Be sure to put them under control by uprooting any unwanted young plants or not allowing them to seed.
- Early-maturing or resistant plant varieties
You can plant potato varieties that are resistant to Colorado beetles such as Russet Burbank. Planting varieties that mature early could also be helpful since damage by beetles only worsens as the season progresses and the eggs hatch. Yukon Gold, Norland, and Caribe potatoes are all early-maturing varieties planted for the early season.
- Floating row covers
You can place floating row covers on top of your plants and allow them to sit. This unique material lets in air and light but keeps away hungry potato beetles.
- Straw Mulching
You can also mulch your potatoes heavily with straw to keep the tubers out of sunlight. Mulching will also help create a suitable habitation for ground beetles, green lacewings, and ladybugs, which feed on the Colorado potato beetles.

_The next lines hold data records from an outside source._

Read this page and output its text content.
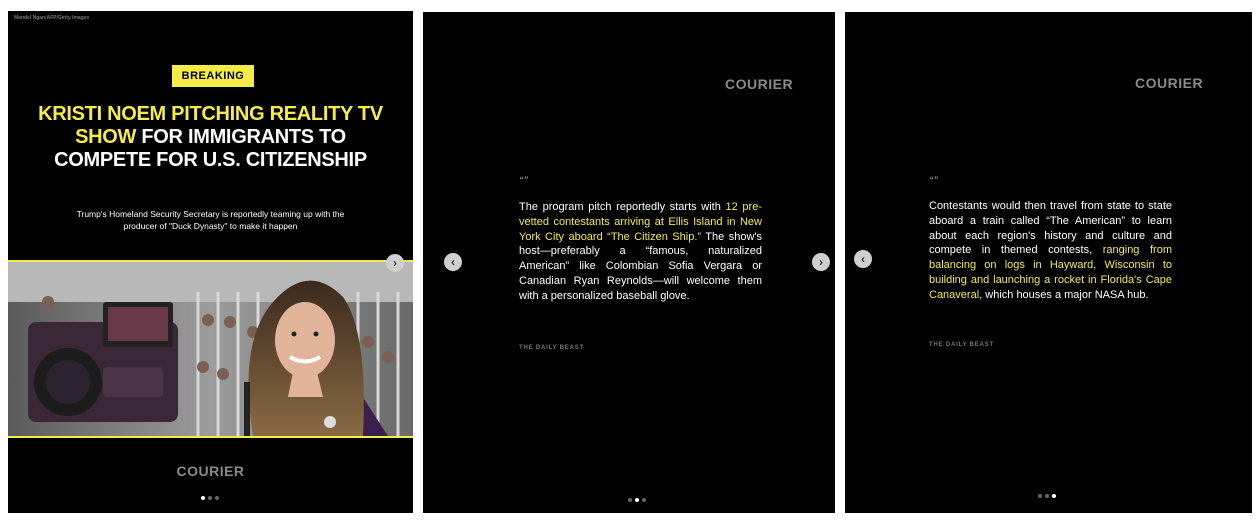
Mandel Ngan/AFP/Getty Images
BREAKING
KRISTI NOEM PITCHING REALITY TV SHOW FOR IMMIGRANTS TO COMPETE FOR U.S. CITIZENSHIP
Trump's Homeland Security Secretary is reportedly teaming up with the producer of "Duck Dynasty" to make it happen
›
COURIER
COURIER
‹	›
“”
The program pitch reportedly starts with 12 pre-vetted contestants arriving at Ellis Island in New York City aboard “The Citizen Ship.” The show's host—preferably a “famous, naturalized American” like Colombian Sofia Vergara or Canadian Ryan Reynolds—will welcome them with a personalized baseball glove.
THE DAILY BEAST
COURIER
‹
“”
Contestants would then travel from state to state aboard a train called “The American” to learn about each region's history and culture and compete in themed contests, ranging from balancing on logs in Hayward, Wisconsin to building and launching a rocket in Florida's Cape Canaveral, which houses a major NASA hub.
THE DAILY BEAST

- Rear ducks, geese, chickens, or guineas
When your plants are relatively mature, allow your poultry to wander through the farm from time to time. They will pick off potato bugs and help keep them under control.
- Organic treatments
You can apply various methods to put potato beetles under control once they infest your plants. You will need to act fast and combat these annoying creatures immediately you spot them. Here are some of these methods;
- Hand-pick the beetles, eggs, and larvae and place them in a bucket containing soapy water to kill them
- Apply neem oil, which is an organic gardener’s go-to insecticide. This product works better than most conventional options
- Use a special bug-vacuum to remove the eggs, larvae, and beetles. You can also use an ordinary handheld household vacuum to get rid of the creatures
Why you find potato bugs in your house
The presence of potato bugs in your house is an indication of an outdoor infestation. When the pests population increases, they may move inside your home to look for alternative shelter and food. If your yard has excessive debris and moisture, it could harbor pill bugs.
Heavy rainfall could also drive the pests inside during early summer and in the spring.
Potato bugs can be a menace to your plants if allowed to infest your gardens in large numbers. These crawling pests are named potato bugs due to their eating habits as they feed on the leaves, tubers, and even your plants’ roots.
If you don’t get rid of these creatures, they can destroy your potatoes and other crops such as peppers, eggplants, and tomatoes. You can prevent the pest by using chemical insecticides, baiting, trapping, or physically removing them from the plants.